O governo brasileiro planeja realizar sua primeira emissão de “títulos panda” nos próximos dois a três meses. A operação visa captar até 5 bilhões de yuans (aproximadamente US$ 734,99 milhões), conforme revelou o ministro da Fazenda, Dario Durigan, em entrevista à Reuters em Pequim nesta quinta-feira (25).

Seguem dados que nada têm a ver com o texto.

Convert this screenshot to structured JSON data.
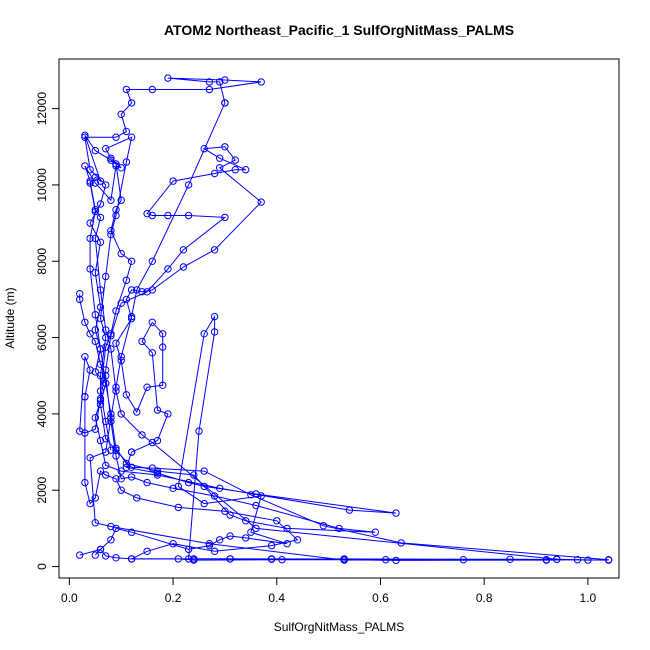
{
  "chart_data": {
    "type": "line",
    "title": "ATOM2 Northeast_Pacific_1 SulfOrgNitMass_PALMS",
    "xlabel": "SulfOrgNitMass_PALMS",
    "ylabel": "Altitude (m)",
    "xlim": [
      -0.02,
      1.06
    ],
    "ylim": [
      -300,
      13300
    ],
    "x_ticks": [
      0.0,
      0.2,
      0.4,
      0.6,
      0.8,
      1.0
    ],
    "x_tick_labels": [
      "0.0",
      "0.2",
      "0.4",
      "0.6",
      "0.8",
      "1.0"
    ],
    "y_ticks": [
      0,
      2000,
      4000,
      6000,
      8000,
      10000,
      12000
    ],
    "y_tick_labels": [
      "0",
      "2000",
      "4000",
      "6000",
      "8000",
      "10000",
      "12000"
    ],
    "grid": false,
    "line_color": "#0000ff",
    "marker": "open-circle",
    "series": [
      {
        "points": [
          [
            0.02,
            300
          ],
          [
            0.06,
            450
          ],
          [
            0.07,
            280
          ],
          [
            0.09,
            230
          ],
          [
            0.12,
            200
          ],
          [
            0.24,
            200
          ],
          [
            0.31,
            200
          ],
          [
            0.39,
            190
          ],
          [
            0.53,
            200
          ],
          [
            0.76,
            180
          ],
          [
            0.92,
            180
          ],
          [
            0.94,
            190
          ],
          [
            1.0,
            170
          ],
          [
            1.04,
            180
          ],
          [
            0.64,
            620
          ],
          [
            0.49,
            1070
          ],
          [
            0.35,
            1880
          ],
          [
            0.26,
            2500
          ],
          [
            0.16,
            2580
          ],
          [
            0.12,
            2600
          ],
          [
            0.09,
            3050
          ],
          [
            0.07,
            3350
          ],
          [
            0.06,
            4250
          ],
          [
            0.07,
            4800
          ],
          [
            0.05,
            5100
          ],
          [
            0.06,
            5700
          ],
          [
            0.05,
            6200
          ],
          [
            0.06,
            6800
          ],
          [
            0.05,
            7700
          ],
          [
            0.06,
            8500
          ],
          [
            0.04,
            9000
          ],
          [
            0.06,
            9500
          ],
          [
            0.07,
            10000
          ],
          [
            0.04,
            10400
          ],
          [
            0.03,
            11250
          ],
          [
            0.09,
            11250
          ],
          [
            0.11,
            11400
          ],
          [
            0.1,
            11850
          ],
          [
            0.12,
            12150
          ],
          [
            0.11,
            12500
          ],
          [
            0.16,
            12500
          ],
          [
            0.27,
            12500
          ],
          [
            0.37,
            12700
          ],
          [
            0.3,
            12750
          ],
          [
            0.19,
            12800
          ],
          [
            0.27,
            12700
          ],
          [
            0.29,
            12700
          ],
          [
            0.3,
            12150
          ]
        ]
      },
      {
        "points": [
          [
            0.3,
            12150
          ],
          [
            0.23,
            10000
          ],
          [
            0.16,
            8000
          ],
          [
            0.13,
            7250
          ],
          [
            0.12,
            6550
          ],
          [
            0.1,
            5500
          ],
          [
            0.09,
            4700
          ],
          [
            0.08,
            3900
          ],
          [
            0.07,
            3000
          ],
          [
            0.04,
            2850
          ],
          [
            0.05,
            1150
          ],
          [
            0.08,
            1050
          ],
          [
            0.27,
            600
          ],
          [
            0.53,
            170
          ],
          [
            0.61,
            180
          ],
          [
            0.94,
            190
          ],
          [
            0.36,
            1000
          ],
          [
            0.16,
            3250
          ],
          [
            0.14,
            3450
          ],
          [
            0.1,
            4000
          ],
          [
            0.09,
            4600
          ],
          [
            0.08,
            5700
          ],
          [
            0.07,
            6200
          ],
          [
            0.06,
            7250
          ],
          [
            0.05,
            8600
          ],
          [
            0.06,
            9150
          ],
          [
            0.05,
            9350
          ],
          [
            0.04,
            10100
          ],
          [
            0.03,
            10500
          ],
          [
            0.05,
            10050
          ],
          [
            0.08,
            9600
          ],
          [
            0.09,
            10500
          ],
          [
            0.1,
            10450
          ],
          [
            0.08,
            10700
          ],
          [
            0.07,
            10950
          ],
          [
            0.12,
            11250
          ],
          [
            0.11,
            10600
          ],
          [
            0.09,
            9200
          ],
          [
            0.08,
            8700
          ],
          [
            0.07,
            7600
          ],
          [
            0.06,
            6500
          ],
          [
            0.07,
            6000
          ],
          [
            0.06,
            5000
          ],
          [
            0.06,
            4350
          ],
          [
            0.05,
            3900
          ],
          [
            0.06,
            3300
          ],
          [
            0.07,
            2650
          ],
          [
            0.1,
            2500
          ],
          [
            0.17,
            2400
          ],
          [
            0.29,
            2050
          ],
          [
            0.54,
            1480
          ],
          [
            0.63,
            1400
          ],
          [
            0.36,
            1900
          ],
          [
            0.26,
            2100
          ],
          [
            0.23,
            2200
          ],
          [
            0.17,
            2450
          ],
          [
            0.11,
            2600
          ],
          [
            0.12,
            3000
          ]
        ]
      },
      {
        "points": [
          [
            0.12,
            3000
          ],
          [
            0.17,
            3300
          ],
          [
            0.19,
            4000
          ],
          [
            0.17,
            4100
          ],
          [
            0.16,
            5600
          ],
          [
            0.14,
            5900
          ],
          [
            0.16,
            6400
          ],
          [
            0.18,
            6100
          ],
          [
            0.18,
            5750
          ],
          [
            0.18,
            4750
          ],
          [
            0.15,
            4700
          ],
          [
            0.13,
            4050
          ],
          [
            0.11,
            4500
          ],
          [
            0.1,
            5400
          ],
          [
            0.09,
            5850
          ],
          [
            0.12,
            6500
          ],
          [
            0.11,
            7000
          ],
          [
            0.12,
            7250
          ],
          [
            0.14,
            7200
          ],
          [
            0.16,
            7250
          ],
          [
            0.22,
            7850
          ],
          [
            0.28,
            8300
          ],
          [
            0.37,
            9550
          ],
          [
            0.29,
            10450
          ],
          [
            0.32,
            10650
          ],
          [
            0.3,
            11000
          ],
          [
            0.26,
            10950
          ],
          [
            0.29,
            10700
          ],
          [
            0.34,
            10400
          ],
          [
            0.32,
            10400
          ],
          [
            0.28,
            10300
          ],
          [
            0.2,
            10100
          ],
          [
            0.15,
            9250
          ],
          [
            0.16,
            9200
          ],
          [
            0.19,
            9200
          ],
          [
            0.23,
            9200
          ],
          [
            0.3,
            9150
          ],
          [
            0.22,
            8300
          ],
          [
            0.19,
            7800
          ],
          [
            0.15,
            7200
          ],
          [
            0.1,
            6900
          ],
          [
            0.08,
            6050
          ],
          [
            0.07,
            5150
          ],
          [
            0.06,
            4400
          ],
          [
            0.05,
            3600
          ],
          [
            0.03,
            3500
          ],
          [
            0.02,
            3550
          ],
          [
            0.03,
            5500
          ],
          [
            0.04,
            5150
          ],
          [
            0.03,
            4450
          ]
        ]
      },
      {
        "points": [
          [
            0.03,
            4450
          ],
          [
            0.03,
            2200
          ],
          [
            0.04,
            1650
          ],
          [
            0.05,
            1800
          ],
          [
            0.06,
            2500
          ],
          [
            0.07,
            2400
          ],
          [
            0.09,
            2300
          ],
          [
            0.1,
            2000
          ],
          [
            0.13,
            1800
          ],
          [
            0.21,
            1550
          ],
          [
            0.3,
            1450
          ],
          [
            0.4,
            1200
          ],
          [
            0.44,
            700
          ],
          [
            0.39,
            550
          ],
          [
            0.28,
            400
          ],
          [
            0.2,
            600
          ],
          [
            0.15,
            400
          ],
          [
            0.12,
            200
          ],
          [
            0.21,
            200
          ],
          [
            0.24,
            170
          ],
          [
            0.41,
            180
          ],
          [
            0.53,
            180
          ],
          [
            0.63,
            160
          ],
          [
            0.92,
            170
          ],
          [
            0.98,
            180
          ],
          [
            1.04,
            170
          ],
          [
            0.85,
            190
          ],
          [
            0.39,
            200
          ],
          [
            0.31,
            200
          ],
          [
            0.23,
            200
          ],
          [
            0.25,
            3550
          ],
          [
            0.28,
            6150
          ],
          [
            0.28,
            6550
          ],
          [
            0.26,
            6100
          ],
          [
            0.21,
            2100
          ],
          [
            0.26,
            1650
          ],
          [
            0.37,
            1850
          ],
          [
            0.35,
            900
          ],
          [
            0.42,
            600
          ],
          [
            0.34,
            750
          ],
          [
            0.31,
            800
          ],
          [
            0.29,
            700
          ],
          [
            0.27,
            550
          ],
          [
            0.23,
            450
          ],
          [
            0.12,
            900
          ],
          [
            0.09,
            1000
          ],
          [
            0.08,
            700
          ],
          [
            0.06,
            450
          ],
          [
            0.05,
            300
          ]
        ]
      },
      {
        "points": [
          [
            0.02,
            7150
          ],
          [
            0.02,
            7000
          ],
          [
            0.03,
            6400
          ],
          [
            0.04,
            6100
          ],
          [
            0.05,
            5900
          ],
          [
            0.06,
            5300
          ],
          [
            0.07,
            5000
          ],
          [
            0.08,
            3800
          ],
          [
            0.09,
            2900
          ],
          [
            0.1,
            2300
          ],
          [
            0.12,
            2350
          ],
          [
            0.15,
            2200
          ],
          [
            0.2,
            2050
          ],
          [
            0.28,
            1850
          ],
          [
            0.36,
            1600
          ],
          [
            0.52,
            1000
          ],
          [
            0.59,
            900
          ],
          [
            0.42,
            1000
          ],
          [
            0.34,
            1200
          ],
          [
            0.31,
            1350
          ],
          [
            0.24,
            2400
          ],
          [
            0.17,
            2500
          ],
          [
            0.11,
            2700
          ],
          [
            0.09,
            3100
          ],
          [
            0.08,
            4000
          ],
          [
            0.07,
            4800
          ],
          [
            0.06,
            5700
          ],
          [
            0.05,
            6600
          ],
          [
            0.04,
            7800
          ],
          [
            0.04,
            8600
          ],
          [
            0.05,
            9300
          ],
          [
            0.04,
            10050
          ],
          [
            0.05,
            10200
          ],
          [
            0.06,
            10100
          ],
          [
            0.03,
            11300
          ],
          [
            0.05,
            10900
          ],
          [
            0.08,
            10650
          ],
          [
            0.09,
            10550
          ],
          [
            0.1,
            9600
          ],
          [
            0.09,
            9350
          ],
          [
            0.08,
            8800
          ],
          [
            0.1,
            8200
          ],
          [
            0.12,
            8000
          ],
          [
            0.11,
            7500
          ],
          [
            0.09,
            6700
          ],
          [
            0.08,
            6100
          ],
          [
            0.07,
            5750
          ],
          [
            0.06,
            4600
          ],
          [
            0.07,
            3800
          ],
          [
            0.08,
            3050
          ]
        ]
      }
    ]
  }
}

Os chamados Panda Bonds são títulos de dívida emitidos por governos ou empresas estrangeiras dentro do mercado financeiro da China e negociados em yuan, a moeda local. Na prática, ao comprar esses títulos, investidores chineses emprestam dinheiro ao Tesouro Nacional brasileiro, que se compromete a devolver os recursos no futuro acrescidos de juros.
Se confirmada, esta será a primeira vez que o Brasil utiliza esse instrumento específico para buscar financiamento no mercado chinês. A medida segue a estratégia do Ministério da Fazenda de diversificar as fontes de captação de recursos do país, ampliando a presença brasileira em mercados internacionais e, principalmente, reduzindo a dependência do dólar.
A iniciativa ocorre pouco tempo depois de outra movimentação importante: em abril, o Brasil realizou sua primeira emissão de títulos em euros desde 2014, captando 5 bilhões de euros (cerca de R$ 29 bilhões) com investidores globais.
O anúncio oficial deve acontecer durante a agenda de autoridades brasileiras em Xangai e Pequim, entre os dias 24 e 26 de junho, liderada pelo ministro Dario Durigan. Até o momento, o Ministério da Fazenda não comentou oficialmente o assunto quando procurado pela agência de notícias.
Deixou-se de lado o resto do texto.